Sisi Puitis Seorang Todung Mulya Lubis
Berita

Sisi Puitis Seorang Todung Mulya Lubis

Tak melulu puisi berbau politik dan hukum, Todung juga menuliskan puisi yang berkisah tentang cinta dan kesepian.

RIA
Bacaan 2 Menit
Todung Mulya Lubis. Foto: RES
Todung Mulya Lubis. Foto: RES
Siapa yang tak kenal pengacara kondang Todung Mulya Lubis. Namanya sering kali menjadi headline dalam berita-berita nasional. Puluhan tahun berkarir, pria asal Medan ini dikenal pula sebagai pejuang Hak Asasi Manusia (HAM), sebagai akademisi, ia juga pernah dicalonkan sebagai Hakim Konstitusi.

Namun di samping itu semua, mungkin masih sedikit yang tahu bahwa Todung merupakan seorang seniman. Dua kali Todung menerbitkan antologi puisi karangannya. Dua buku kumpulan puisi tersebut berjudul in a hallway yang diterbitkan pada tahun 1968, dan restless hours diterbitkan pada tahun 1999.

Usut punya usut, menulis puisi ternyata memang sudah menjadi hobi Todung sejak ia duduk di bangku SMA. Dan jangan pikir melulu soal hukum atau politik  yang menjadi materi puisinya, ia pun menuliskan kisah tentang cinta dan kesepian.

“Saya itu suka berpuisi sejak saya SMA. Awalnya ya karena saya memang suka membaca buku-buku sastra, prosa, maupun puisi ya, kemudian saya juga berteman dengan teman-teman seniman di Medan. Nah itu yang membuat saya ikut menulis puisi,” cerita Todung ditemui di sela-sela Malam Penganugerahan Yap Thiam Hien Award, Rabu (20/1).

Berangkat dari ikut-ikutan, Todung pun kecanduan. Ia mulai menyukai dan menikmati saat-saat ia menulis puisi. Karena dengan berpuisi, ia dapat menyampaikan sesuatu yang menurutnya tidak selalu dapat disampaikan melalui lisan.

“Saya pelan-pelan melatih kemampuan poetic (menulis puisi, red) saya dan ya akhirnya itu berhasil dimuat di media Medan, di Majalah Horison, di majalah-majalah sastra, dan sebagainya,” kata Todung.

Atas pencapaian tersebut, Todung mengaku senang.
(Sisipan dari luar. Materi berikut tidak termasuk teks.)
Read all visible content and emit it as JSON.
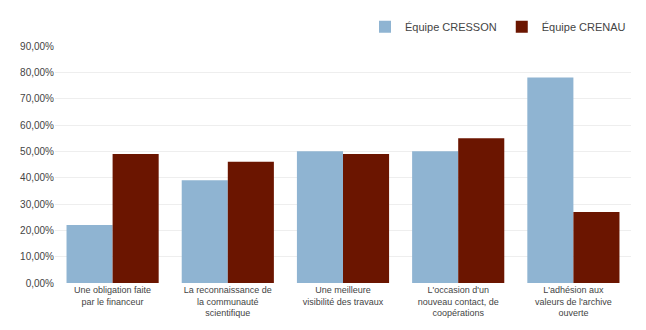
{
  "chart_data": {
    "type": "bar",
    "categories": [
      "Une obligation faite\npar le financeur",
      "La reconnaissance de\nla communauté\nscientifique",
      "Une meilleure\nvisibilité des travaux",
      "L'occasion d'un\nnouveau contact, de\ncoopérations",
      "L'adhésion aux\nvaleurs de l'archive\nouverte"
    ],
    "series": [
      {
        "name": "Équipe CRESSON",
        "color": "#8fb4d2",
        "values": [
          22.0,
          39.0,
          50.0,
          50.0,
          78.0
        ]
      },
      {
        "name": "Équipe CRENAU",
        "color": "#6b1500",
        "values": [
          49.0,
          46.0,
          49.0,
          55.0,
          27.0
        ]
      }
    ],
    "ylim": [
      0,
      90
    ],
    "yticks": [
      {
        "value": 0,
        "label": "0,00%"
      },
      {
        "value": 10,
        "label": "10,00%"
      },
      {
        "value": 20,
        "label": "20,00%"
      },
      {
        "value": 30,
        "label": "30,00%"
      },
      {
        "value": 40,
        "label": "40,00%"
      },
      {
        "value": 50,
        "label": "50,00%"
      },
      {
        "value": 60,
        "label": "60,00%"
      },
      {
        "value": 70,
        "label": "70,00%"
      },
      {
        "value": 80,
        "label": "80,00%"
      },
      {
        "value": 90,
        "label": "90,00%"
      }
    ],
    "grid": true,
    "legend": "upper right"
  }
}
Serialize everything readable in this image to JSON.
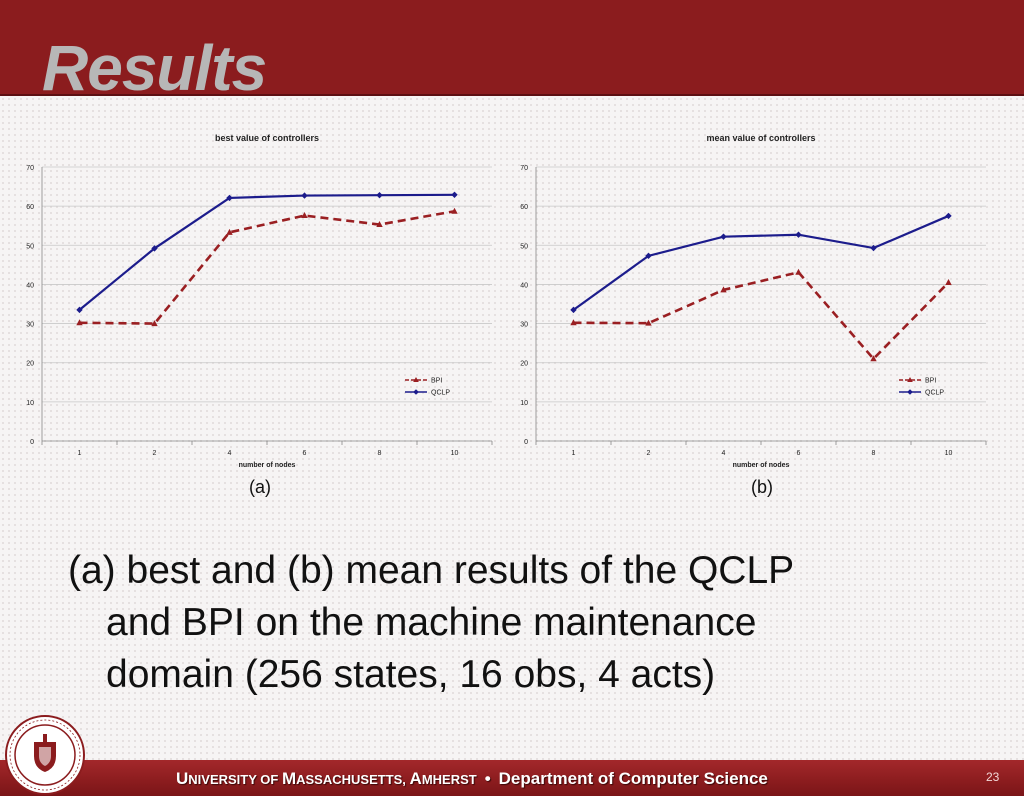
{
  "slide": {
    "title": "Results",
    "caption_a": "(a)",
    "caption_b": "(b)",
    "body_lines": [
      "(a) best and (b) mean results of the QCLP",
      "and BPI on the machine maintenance",
      "domain (256 states, 16 obs, 4 acts)"
    ],
    "footer": {
      "u_initial": "U",
      "u_rest": "NIVERSITY OF ",
      "m_initial": "M",
      "m_rest": "ASSACHUSETTS, ",
      "a_initial": "A",
      "a_rest": "MHERST",
      "separator": "•",
      "department": "Department of Computer Science"
    },
    "page_number": "23"
  },
  "colors": {
    "header": "#8b1c1e",
    "bpi": "#9a1f22",
    "qclp": "#1c1c8c"
  },
  "chart_data": [
    {
      "type": "line",
      "title": "best value of controllers",
      "xlabel": "number of nodes",
      "ylabel": "",
      "categories": [
        "1",
        "2",
        "4",
        "6",
        "8",
        "10"
      ],
      "ylim": [
        0,
        70
      ],
      "yticks": [
        "0",
        "10",
        "20",
        "30",
        "40",
        "50",
        "60",
        "70"
      ],
      "grid": true,
      "legend": "right",
      "series": [
        {
          "name": "BPI",
          "values": [
            30.2,
            30.0,
            53.3,
            57.6,
            55.3,
            58.7
          ],
          "style": "dashed",
          "marker": "triangle"
        },
        {
          "name": "QCLP",
          "values": [
            33.5,
            49.2,
            62.1,
            62.7,
            62.8,
            62.9
          ],
          "style": "solid",
          "marker": "diamond"
        }
      ]
    },
    {
      "type": "line",
      "title": "mean value of controllers",
      "xlabel": "number of nodes",
      "ylabel": "",
      "categories": [
        "1",
        "2",
        "4",
        "6",
        "8",
        "10"
      ],
      "ylim": [
        0,
        70
      ],
      "yticks": [
        "0",
        "10",
        "20",
        "30",
        "40",
        "50",
        "60",
        "70"
      ],
      "grid": true,
      "legend": "right",
      "series": [
        {
          "name": "BPI",
          "values": [
            30.2,
            30.1,
            38.6,
            43.1,
            21.0,
            40.5
          ],
          "style": "dashed",
          "marker": "triangle"
        },
        {
          "name": "QCLP",
          "values": [
            33.5,
            47.3,
            52.2,
            52.7,
            49.3,
            57.5
          ],
          "style": "solid",
          "marker": "diamond"
        }
      ]
    }
  ]
}
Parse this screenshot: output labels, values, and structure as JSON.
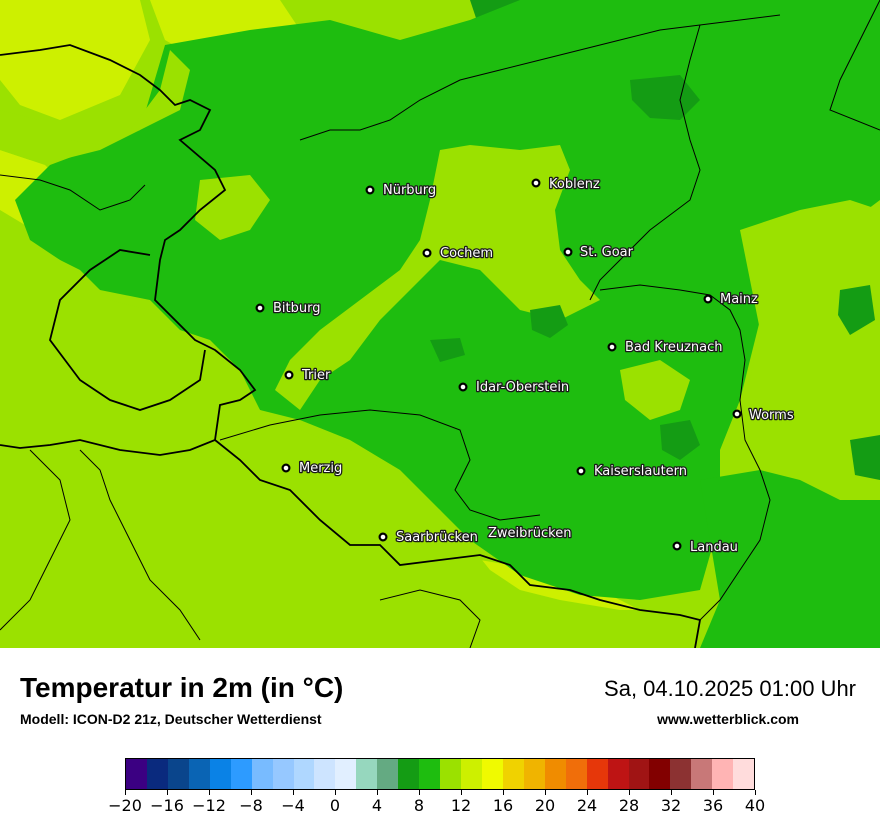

Ia bahkan sempat ingin menekuni profesi penyair. Pendiri Lubis Santosa Maramis Law Firm ini yakin bahwa dirinya mampu. Apalagi kalau dilihat-lihat, banyak penyair terkenal dari angkatannya seperti Sutardji Calzoum Bahri dan Abdul Hadi WM, sebut Todung.

Namun sayang, keinginannya yang satu itu harus kandas. “Saya on and off nulis puisinya ya. Kadang-kadang kalau sedang ada mood saya sih nulis, tapi akhirnya saya menyimpulkan saya ini memang seorang penyair yang gagal,” sebut Todung.

Pria kelahiran Tapanuli Selatan, 4 Juli 1949 ini melabeli dirinya dengan label tersebut karena menurutnya penyair yang berhasil adalah penyair yang bisa menerbitkan banyak buku kumpulan puisi. Hal itu yang tak bisa Todung lakukan. Di tambah lagi dengan kesibukannya sekarang.

“Saya ngga menulis lagi karena memang ngga ada waktu untuk menulis. Menulis itu ternyata juga butuh ketekunan, keterlibatan, intensitas. Nah itu yang saya ngga miliki. Sehingga saya pikir ah hidup saya sendiri udah puisi kok. Jadi yaudahlah saya nikmatin aja,” tutur peraih gelar Profesor dari University of Melbourne ini.

Meskipun begitu, kecintaan Todung kepada puisi, prosa, dan sastra belum sepenuhnya hilang. DSetiap hari Minggu ia pasti masih mencari kolom puisi di sebuah koran nasional. Sebab menurutnya seni memberikan inspirasi, memberi jawaban spiritual dan humanis, serta dapat melepas ketegangan.

Keinginan untuk menulis lagi pun belum padam. “Setiap membaca puisi Minggu di Kompas, saya mikir kapan saya bisa nulis lagi?” pungkas Todung.